Com a decisão, proferida no julgamento da ADI (Ação Direta de Inconstitucionalidade) 7017, permanece em vigor a regra que limita o registro de candidaturas ao total de 100% mais um do número de vagas a preencher em cada legislatura.
As regras validadas impactam o planejamento estratégico dos partidos e das federações em Mato Grosso do Sul para as eleições deste ano, especialmente no que diz respeito à montagem das chapas proporcionais.
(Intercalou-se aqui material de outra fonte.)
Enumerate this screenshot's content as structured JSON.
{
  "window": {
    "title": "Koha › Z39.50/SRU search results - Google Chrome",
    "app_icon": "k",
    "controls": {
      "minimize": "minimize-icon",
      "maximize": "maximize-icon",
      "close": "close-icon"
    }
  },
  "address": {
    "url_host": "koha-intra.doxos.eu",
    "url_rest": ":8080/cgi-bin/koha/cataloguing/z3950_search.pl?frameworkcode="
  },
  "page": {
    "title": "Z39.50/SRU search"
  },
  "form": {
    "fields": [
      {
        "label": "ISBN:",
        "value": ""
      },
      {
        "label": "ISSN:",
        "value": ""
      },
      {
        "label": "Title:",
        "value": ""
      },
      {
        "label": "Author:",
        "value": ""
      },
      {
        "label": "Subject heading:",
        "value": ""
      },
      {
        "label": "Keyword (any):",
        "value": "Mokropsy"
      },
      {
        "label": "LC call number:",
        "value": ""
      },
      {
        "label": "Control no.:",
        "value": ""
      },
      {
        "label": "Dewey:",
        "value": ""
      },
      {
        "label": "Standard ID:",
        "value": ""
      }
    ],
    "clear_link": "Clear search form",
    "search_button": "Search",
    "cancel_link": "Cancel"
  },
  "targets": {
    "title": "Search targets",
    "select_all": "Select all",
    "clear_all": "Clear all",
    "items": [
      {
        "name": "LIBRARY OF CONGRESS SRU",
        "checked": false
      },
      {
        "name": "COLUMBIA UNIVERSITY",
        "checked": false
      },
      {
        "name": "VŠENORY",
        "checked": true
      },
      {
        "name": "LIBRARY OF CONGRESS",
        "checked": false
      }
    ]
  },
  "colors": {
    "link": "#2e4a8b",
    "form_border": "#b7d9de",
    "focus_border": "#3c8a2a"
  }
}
Na Alems (Assembleia Legislativa de Mato Grosso do Sul), que possui 24 cadeiras, cada partido ou federação poderá registrar, no máximo, 25 candidatos. A limitação exige que as agremiações sul-mato-grossenses priorizem nomes com maior potencial de votos, uma vez que a margem para candidaturas acessórias diminuiu.
Para a Câmara dos Deputados, onde o Estado possui oito representantes, o limite de registros por legenda será de nove candidatos.
Essa configuração intensifica a disputa interna nas convenções partidárias, já que o espaço para testar novas lideranças ou acomodar grupos políticos menores dentro da mesma chapa ficou mais restrito devido ao fim das exceções que ampliavam o preenchimento de vagas.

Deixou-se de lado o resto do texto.